El miserable milagro movía sus patas traseras, como
intentando salirse de la cuneta, sin perder la compostura
que todo milagro debería tener; sin perder,
de lo súbito, su aliento, ni el oportuno gesto
que permita deshacer las amarras
que sincronizan las secuencias formales.

Y en un instante translúcido ‒ una repentina ráfaga
verde fosforescente‒, el rezagado llegó a pensar
que aquel suceso más bien se parecía
a un escarabajo egipcio, tan propicio a la crecida de las aguas
como al consultante que espera, sentado sobre una piedra,
frente a la cripta de la Pitonisa.  

Miserable milagro:
                               cuajo de vómito fosilizado
sobre un terraplén reseco; copa de cristal
que estalla en mil pedazos; remanente
de un sueño que, nomás al abrir los ojos,
se nos va por el sumidero.

SIMPATÍA POR LAS URRACAS

                 Aparcadas en parcelas
rotuladas, circunvalando parques y plazoletas abandonadas, 
a la orilla de las autovías, las urracas me reciben,
graznando.

Sus hábitos no han cambiado mucho desde los tiempos
en que Francisco de Goya las pintaba
a orillas del Manzanares, solo que ahora
ya no son tan carroñeras como antes, pues han logrado salvoconductos
que les permiten acceder al gran parque temático
de los desechos humanos.

Sentado en el banco de una plazoleta mustia
y desalmada, reconoces el paso de las urracas:
sus taimados movimientos saltatorios
para obtener una rápida recompensa, hasta que se enteran
que solo estás quemando un cigarro
y no tienes migas ni chapas en los bolsillos.

Para seres tan omnívoros
la temporada estival
nunca será un desafío.

Como se la pasan registrando, a ras del suelo,
                                   las urracas se han vuelto
compañeras de viaje ‒siempre atentas a las lombrices,
insectos, polluelos, semillas, burusas y otros restos que deja
la vida que pasa de prisa
por las periferias.

Nadie sabe dónde
esconden el botín.

                            A las urracas les fascina
todo lo que brille a simple vista: vidrios, anillos, zarcillos,
esquirlas de lata, centavos, chapas de metal; trozos rutilantes
que acarrean con sus picos ávidamente, mientras dan brinquitos decisivos
hacia sus guaridas secretas.

Las urracas.

Dicen que en los tiempos
en que Francisco de Goya las pintaba, merodeando
en torno a los manteles de las meriendas, a orillas
del Manzanares, había gentes que entrenaban a las urracas
para que imitaran la voz humana: una urraca bien entrenada
podría cantar, dar órdenes,
ocasionar un buen susto.

A otros viajeros les han recibido lestrigones,
cíclopes, ewapenomas, duendes, encantos, gnomos,
trasgos, flechas envenenadas.
A mí me han recibido
las urracas, y su incesante cháchara
a veces me resulta familiar, pues me recuerda 
a las urracas parlanchinas de la aldea natal
y la guerra fría por el monopolio del maíz.
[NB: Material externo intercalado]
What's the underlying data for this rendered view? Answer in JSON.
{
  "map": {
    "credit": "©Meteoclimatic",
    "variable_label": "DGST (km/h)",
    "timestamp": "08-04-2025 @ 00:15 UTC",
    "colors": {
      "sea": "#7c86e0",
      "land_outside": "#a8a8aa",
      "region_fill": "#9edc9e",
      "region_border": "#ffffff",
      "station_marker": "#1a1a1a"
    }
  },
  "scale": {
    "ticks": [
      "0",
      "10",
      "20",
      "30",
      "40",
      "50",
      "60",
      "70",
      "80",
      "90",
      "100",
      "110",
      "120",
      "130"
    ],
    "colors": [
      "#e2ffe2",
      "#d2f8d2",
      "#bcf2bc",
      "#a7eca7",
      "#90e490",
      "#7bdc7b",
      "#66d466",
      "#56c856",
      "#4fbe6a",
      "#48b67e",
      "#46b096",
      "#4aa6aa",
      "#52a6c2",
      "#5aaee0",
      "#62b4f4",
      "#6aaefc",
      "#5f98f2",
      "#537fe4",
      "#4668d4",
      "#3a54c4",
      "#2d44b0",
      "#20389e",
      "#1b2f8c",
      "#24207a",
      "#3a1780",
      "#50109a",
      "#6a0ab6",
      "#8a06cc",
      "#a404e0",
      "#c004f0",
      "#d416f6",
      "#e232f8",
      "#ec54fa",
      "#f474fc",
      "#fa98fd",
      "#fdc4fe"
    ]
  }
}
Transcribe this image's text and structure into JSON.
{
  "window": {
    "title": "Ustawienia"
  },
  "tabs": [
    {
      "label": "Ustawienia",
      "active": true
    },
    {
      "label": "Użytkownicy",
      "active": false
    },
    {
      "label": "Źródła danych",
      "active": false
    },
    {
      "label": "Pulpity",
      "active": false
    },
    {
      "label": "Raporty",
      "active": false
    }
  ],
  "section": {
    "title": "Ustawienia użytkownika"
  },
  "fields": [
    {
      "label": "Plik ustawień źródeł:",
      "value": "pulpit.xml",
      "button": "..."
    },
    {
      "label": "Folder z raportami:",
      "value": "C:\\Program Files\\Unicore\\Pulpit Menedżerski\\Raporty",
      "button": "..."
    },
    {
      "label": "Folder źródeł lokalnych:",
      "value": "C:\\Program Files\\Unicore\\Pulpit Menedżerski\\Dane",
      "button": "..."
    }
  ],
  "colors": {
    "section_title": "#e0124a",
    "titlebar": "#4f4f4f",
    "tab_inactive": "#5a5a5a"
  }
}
Pero habría que decir también
que a las urracas les interesa hurgar
entre los estragos de la guerra: jirones de tela, metrallas,
hebillas, medallas caídas, cartuchos vacíos.

Y cuando muere un animal ‒un ciervo en el monte,
o un gato en la autovía‒, las primeras en reconocer el cadáver
son las urracas, como si fuesen peritos forenses,
y tras corroborar el beneficioso deceso, emiten, al unísono,
                                  estridentes graznidos                                                     
para que se vayan acercando
los cuervos, cuyos picos traspasarán
la piel del animal, hasta que vengan los alimoches
                                o los venerables buitres
y se encarguen de lo más importante de la faena, antes
que veamos merodeando a zamuros y moscas,
quienes dejarán, al final del banquete, apenas algunos pellejos,
                               cartílagos y huesos rotos
para consuelo de las urracas.

Las urracas carecen de la astucia del zorro, del gato montés
y de los azores; su cola es azul
o verde metálico, dependiendo de cómo incida la luz solar
sobre el descampado.

              A las urracas no les importan
las plazas mayores, ni los símbolos patrios; nunca defecan
sobre estatuas ecuestres.

Precavidas, pendencieras, copiosas,
las urracas ocupan un lugar privilegiado
en el ranking del desprecio colectivo
a lo más lumpen de la fauna urbana.
Las urracas reconocen mi paso, me dan
la bienvenida.

Comparte en:

Venezuela. Poeta y narrador.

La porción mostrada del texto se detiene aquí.